Cloud Models
When a task exceeds what local models can handle — complex reasoning, frontier-level code generation, or large-context analysis — LA Router seamlessly escalates to cloud model APIs. This happens transparently, with the same /v1/chat/completions interface.
How Cloud Routing Works
LA Router's classifier assigns each request a complexity tier. Tasks classified as Complex or Frontier are automatically routed to cloud APIs:
Your App → LA Router → Classifier
│
┌───────────┼───────────┐
▼ ▼
Complex Frontier
(Cloud API) (Cloud API)
│ │
▼ ▼
Gemini Pro Claude Opus
GPT-4o Gemini Ultra
Private Cloud Models
For organizations that require data sovereignty but need cloud-scale compute, LA Router supports private cloud deployments:
Self-Hosted LLM Servers
Route to models running on your own cloud infrastructure — private GPU clusters, VPCs, or on-premises data centers:
# Configure a private cloud endpoint in .env
PRIVATE_CLOUD_URL=https://llm.internal.yourcompany.com/v1
PRIVATE_CLOUD_API_KEY=your-internal-key
LA Router treats private cloud endpoints identically to public cloud APIs, with the same routing, token tracking, and billing features — but your data never leaves your infrastructure.

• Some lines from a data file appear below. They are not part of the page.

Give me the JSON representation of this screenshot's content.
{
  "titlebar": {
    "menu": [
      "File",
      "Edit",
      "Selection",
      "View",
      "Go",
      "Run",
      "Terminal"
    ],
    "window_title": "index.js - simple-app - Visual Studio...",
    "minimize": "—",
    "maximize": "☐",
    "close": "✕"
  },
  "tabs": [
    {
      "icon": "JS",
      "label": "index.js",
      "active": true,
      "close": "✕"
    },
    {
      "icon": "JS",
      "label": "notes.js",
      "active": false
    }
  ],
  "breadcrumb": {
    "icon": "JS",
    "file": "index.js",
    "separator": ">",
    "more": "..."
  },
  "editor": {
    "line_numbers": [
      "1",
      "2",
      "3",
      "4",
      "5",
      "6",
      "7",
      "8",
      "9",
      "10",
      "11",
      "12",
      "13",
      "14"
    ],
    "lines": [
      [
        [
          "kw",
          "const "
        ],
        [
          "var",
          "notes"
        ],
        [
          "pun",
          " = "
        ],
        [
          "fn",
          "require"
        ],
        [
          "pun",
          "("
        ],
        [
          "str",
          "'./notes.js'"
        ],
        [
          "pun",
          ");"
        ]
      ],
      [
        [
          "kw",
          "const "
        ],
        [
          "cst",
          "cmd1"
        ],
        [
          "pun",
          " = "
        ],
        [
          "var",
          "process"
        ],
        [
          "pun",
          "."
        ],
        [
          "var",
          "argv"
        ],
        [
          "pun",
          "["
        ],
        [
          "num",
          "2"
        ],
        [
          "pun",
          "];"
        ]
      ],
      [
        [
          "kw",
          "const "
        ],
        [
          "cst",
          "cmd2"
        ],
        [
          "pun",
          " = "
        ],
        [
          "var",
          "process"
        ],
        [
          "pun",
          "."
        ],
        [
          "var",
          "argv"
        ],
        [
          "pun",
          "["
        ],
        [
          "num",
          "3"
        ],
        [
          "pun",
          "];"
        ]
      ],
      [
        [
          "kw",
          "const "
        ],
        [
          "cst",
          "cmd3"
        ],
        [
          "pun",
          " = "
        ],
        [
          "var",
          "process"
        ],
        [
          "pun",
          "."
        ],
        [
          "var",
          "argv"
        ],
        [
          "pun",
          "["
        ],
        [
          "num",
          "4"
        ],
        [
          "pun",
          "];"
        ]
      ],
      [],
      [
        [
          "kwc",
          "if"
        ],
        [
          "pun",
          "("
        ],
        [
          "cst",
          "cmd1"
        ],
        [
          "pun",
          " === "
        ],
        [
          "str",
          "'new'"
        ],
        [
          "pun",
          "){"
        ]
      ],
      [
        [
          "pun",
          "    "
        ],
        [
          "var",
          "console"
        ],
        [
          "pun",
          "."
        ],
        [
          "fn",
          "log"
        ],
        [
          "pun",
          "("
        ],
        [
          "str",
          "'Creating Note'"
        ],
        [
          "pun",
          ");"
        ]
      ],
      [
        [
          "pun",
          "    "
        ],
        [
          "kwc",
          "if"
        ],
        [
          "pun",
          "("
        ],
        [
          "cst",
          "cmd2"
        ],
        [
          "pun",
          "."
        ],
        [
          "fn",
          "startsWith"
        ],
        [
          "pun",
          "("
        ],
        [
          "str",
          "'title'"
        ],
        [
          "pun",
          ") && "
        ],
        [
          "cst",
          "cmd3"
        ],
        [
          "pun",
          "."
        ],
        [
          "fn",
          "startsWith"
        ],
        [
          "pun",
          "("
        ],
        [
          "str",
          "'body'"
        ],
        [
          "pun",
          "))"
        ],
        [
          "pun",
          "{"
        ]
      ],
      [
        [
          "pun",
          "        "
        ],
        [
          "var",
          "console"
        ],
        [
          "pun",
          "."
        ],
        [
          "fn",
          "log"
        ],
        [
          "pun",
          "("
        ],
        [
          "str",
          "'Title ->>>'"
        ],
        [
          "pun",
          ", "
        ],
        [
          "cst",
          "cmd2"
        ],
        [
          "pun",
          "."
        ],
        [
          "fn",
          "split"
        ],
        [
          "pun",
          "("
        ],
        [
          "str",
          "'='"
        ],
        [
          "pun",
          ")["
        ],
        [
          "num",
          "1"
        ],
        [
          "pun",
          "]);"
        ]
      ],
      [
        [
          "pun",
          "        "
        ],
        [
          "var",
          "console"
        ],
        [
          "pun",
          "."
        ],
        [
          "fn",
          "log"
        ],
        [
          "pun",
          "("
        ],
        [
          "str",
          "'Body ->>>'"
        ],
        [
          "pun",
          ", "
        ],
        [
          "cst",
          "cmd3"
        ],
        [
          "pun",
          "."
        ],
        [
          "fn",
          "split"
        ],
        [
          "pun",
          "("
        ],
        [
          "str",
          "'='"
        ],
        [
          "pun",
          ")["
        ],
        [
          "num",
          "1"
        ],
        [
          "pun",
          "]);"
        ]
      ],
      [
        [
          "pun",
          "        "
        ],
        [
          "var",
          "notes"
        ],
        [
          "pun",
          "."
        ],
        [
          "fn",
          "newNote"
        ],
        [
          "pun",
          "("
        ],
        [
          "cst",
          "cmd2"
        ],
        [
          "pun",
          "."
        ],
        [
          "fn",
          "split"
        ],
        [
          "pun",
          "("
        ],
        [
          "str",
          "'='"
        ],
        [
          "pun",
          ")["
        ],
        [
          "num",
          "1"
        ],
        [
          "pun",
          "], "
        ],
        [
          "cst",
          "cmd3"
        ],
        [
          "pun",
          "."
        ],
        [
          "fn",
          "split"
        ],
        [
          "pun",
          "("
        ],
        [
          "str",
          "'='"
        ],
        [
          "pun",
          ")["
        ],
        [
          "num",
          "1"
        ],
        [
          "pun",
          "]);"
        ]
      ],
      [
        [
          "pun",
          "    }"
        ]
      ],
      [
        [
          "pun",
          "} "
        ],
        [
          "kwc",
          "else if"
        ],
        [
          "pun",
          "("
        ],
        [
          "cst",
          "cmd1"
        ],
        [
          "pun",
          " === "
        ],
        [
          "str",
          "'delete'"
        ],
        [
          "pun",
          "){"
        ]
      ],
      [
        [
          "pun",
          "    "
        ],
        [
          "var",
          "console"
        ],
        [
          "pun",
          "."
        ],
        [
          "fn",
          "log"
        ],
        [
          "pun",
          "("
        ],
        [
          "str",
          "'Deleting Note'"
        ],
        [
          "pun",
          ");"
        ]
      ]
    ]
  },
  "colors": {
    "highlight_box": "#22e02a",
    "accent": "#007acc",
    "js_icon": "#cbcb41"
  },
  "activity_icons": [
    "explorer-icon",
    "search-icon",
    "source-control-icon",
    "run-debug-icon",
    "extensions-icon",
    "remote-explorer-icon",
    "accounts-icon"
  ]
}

Key Use Cases for Private Cloud
| Use Case | Description |
|---|---|
| Regulated industries | Healthcare, finance, and legal where data cannot leave corporate networks |
| Large-scale inference | Tasks requiring GPU clusters beyond what a single workstation provides |
| Fine-tuned cloud models | Organization-specific models deployed on private infrastructure |
| Geographic compliance | Data residency requirements (GDPR, HIPAA, SOC 2) |
Public Cloud Models
For maximum capability on non-sensitive tasks, LA Router integrates with the leading public cloud LLM providers:
Supported Providers
| Provider | Models | Best For |
|---|---|---|
| Google Gemini | Gemini Flash, Gemini Pro, Gemini Ultra | Fast general-purpose tasks, multimodal |
| Anthropic | Claude Sonnet, Claude Opus | Complex reasoning, long-context analysis |
| OpenAI | GPT-4o, GPT-4o-mini, o1 | Code generation, structured output |
Configuration
Each provider is configured via API keys in your .env file:
# Public cloud API keys
GOOGLE_API_KEY=AIza...
ANTHROPIC_API_KEY=sk-ant-...
OPENAI_API_KEY=sk-...
LA Router will automatically select the best provider based on the task classification and your configured routing preferences.
Routing Decision: Local vs Cloud
LA Router makes the local-vs-cloud decision based on several factors:
Cost Optimization
One of LA Router's core benefits is automatic cost optimization. By routing simple tasks to free local models, you can dramatically reduce your API spend:
| Tier | Model | Cost per 1M Tokens |
|---|---|---|
| Heartbeat | Local 2B | $0.00 |
| Simple | Local 4B | $0.00 |
| Moderate | Local 26B | $0.00 |
| Complex | Gemini Pro | ~$1.25 |
| Frontier | Claude Opus | ~$15.00 |
Organizations typically see 60–80% cost reduction by routing Heartbeat, Simple, and Moderate tasks to local models — which represent the majority of LLM calls in most applications.
Token Tracking
Regardless of whether a request goes to a local or cloud model, LA Router tracks all token usage with per-project, per-model granularity:
- Input tokens and output tokens counted separately
- Cost calculated using model-specific pricing
- Per-project budgets with alerting and hard caps
- Usage dashboard with charts and breakdowns

Privacy Model Summary
| Deployment | Data Leaves Network? | Cost | Capability |
|---|---|---|---|
| Local (Heartbeat/Simple) | ❌ No | Free | Basic tasks |
| Local (Moderate) | ❌ No | Free | Most business tasks |
| Private Cloud | ❌ No (your infra) | Compute cost | Full capability |
| Public Cloud | ⚠️ Yes (provider) | API pricing | Maximum capability |
LA Router gives you full control over which tasks can be sent to external providers and which must stay local — ensuring your data privacy requirements are always met.